Badgers facing ‘extinction risk’ if culling continues, wildlife charities warn

Licences to kill badgers could see species removed from parts of the country they have lived in for 500,000 years, campaigners say

Harry Cockburn
Environment Correspondent
Monday 22 August 2022 17:36 BST
Beautiful moment badger, deer and a fox cross paths in East Sussex garden

Badgers could face local extinction in parts of the UK if planned culls go ahead, several charities have warned.

In September, an "intensive" cull of the animals, blamed for spreading bovine tuberculosis, could put the long-term survival of badgers at risk in Gloucestershire, Somerset, Cornwall, Devon and Dorset, according to the Badger Trust.

The trust said that following the record-breaking heatwaves and current drought conditions badgers are already suffering in many parts of the country.

Due to the heatwave, conservationists have said the hard ground means badgers will not be able to dig out earthworms – a key food source for them. During severe heatwaves, worms go into a state called estivation – in which they wrap their bodies into a tight knot and become almost dormant – making them almost impossible for badgers to find.

In a joint letter to Natural England, the trust, along with the RSPCA, the League Against Cruel Sports, Born Free, Four Paws and the International Fund for Animal Welfare, has called for the cull to be immediately suspended.

The letter says: “We are collectively asking for an immediate suspension of the upcoming cull in intensive zones in light of the impact that extreme weather is having on badgers and their cubs.

"Population levels have fallen, and badger clans are in severe distress. Going ahead with an intensive cull under these conditions increases the possibility of local extinction events in areas badgers have thrived for 500,000 years”

Peter Hambly, the executive director of the Badger Trust said: “The national wildlife tragedy that is the English badger cull needs to stop.

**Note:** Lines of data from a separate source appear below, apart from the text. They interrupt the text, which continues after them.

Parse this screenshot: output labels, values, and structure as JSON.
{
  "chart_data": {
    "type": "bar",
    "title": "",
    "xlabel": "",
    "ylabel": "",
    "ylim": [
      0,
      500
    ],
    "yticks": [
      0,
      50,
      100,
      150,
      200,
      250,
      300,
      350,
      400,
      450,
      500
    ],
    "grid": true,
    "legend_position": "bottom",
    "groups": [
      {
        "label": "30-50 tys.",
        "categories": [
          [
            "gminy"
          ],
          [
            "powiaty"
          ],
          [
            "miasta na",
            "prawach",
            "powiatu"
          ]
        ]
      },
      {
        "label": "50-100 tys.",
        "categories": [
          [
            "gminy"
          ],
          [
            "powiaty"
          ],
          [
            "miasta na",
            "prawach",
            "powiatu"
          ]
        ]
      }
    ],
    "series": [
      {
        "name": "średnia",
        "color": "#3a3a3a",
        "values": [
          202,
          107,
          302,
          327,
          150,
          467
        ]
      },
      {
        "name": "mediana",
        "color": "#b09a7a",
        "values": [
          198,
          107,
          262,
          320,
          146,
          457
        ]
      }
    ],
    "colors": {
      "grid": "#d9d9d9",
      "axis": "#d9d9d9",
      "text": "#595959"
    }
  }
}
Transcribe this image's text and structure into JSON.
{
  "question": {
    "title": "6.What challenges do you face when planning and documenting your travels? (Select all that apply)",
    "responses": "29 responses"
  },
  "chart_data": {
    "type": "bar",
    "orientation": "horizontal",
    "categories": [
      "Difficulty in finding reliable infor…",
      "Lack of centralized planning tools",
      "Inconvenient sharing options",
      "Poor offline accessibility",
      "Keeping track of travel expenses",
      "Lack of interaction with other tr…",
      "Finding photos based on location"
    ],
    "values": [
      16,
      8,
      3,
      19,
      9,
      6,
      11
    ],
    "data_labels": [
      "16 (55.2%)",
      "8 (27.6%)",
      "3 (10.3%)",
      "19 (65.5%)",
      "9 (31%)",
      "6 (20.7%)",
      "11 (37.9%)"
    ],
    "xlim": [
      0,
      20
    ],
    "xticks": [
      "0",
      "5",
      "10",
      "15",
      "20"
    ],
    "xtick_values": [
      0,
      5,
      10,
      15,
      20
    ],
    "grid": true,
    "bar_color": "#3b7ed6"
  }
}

The thought of the local extinction of badgers in areas they have thrived for thousands of years is horrific.

"This severe weather and drought conditions have made the situation desperate in many areas, to continue with the intensive cull in these conditions is inhumane.”

According to the trust, over 176,000 badgers have been killed since 2013.

In recent weeks there have been growing calls to end the cull after a study conducted over nine years found the cull had done little to reduce bovine TB in herds of cattle.

The peer-reviewed research has sparked a row after the government claimed the methodology used by the research team was flawed. The government then released its own non-peer-reviewed study claiming the cull has reduced levels of TB in cattle.

Licences issued this summer mean the badger cull will continue until 2025.

Over 176,000 badgers have been killed since 2013 (PA)

The Independent has contacted the Environment Agency for comment.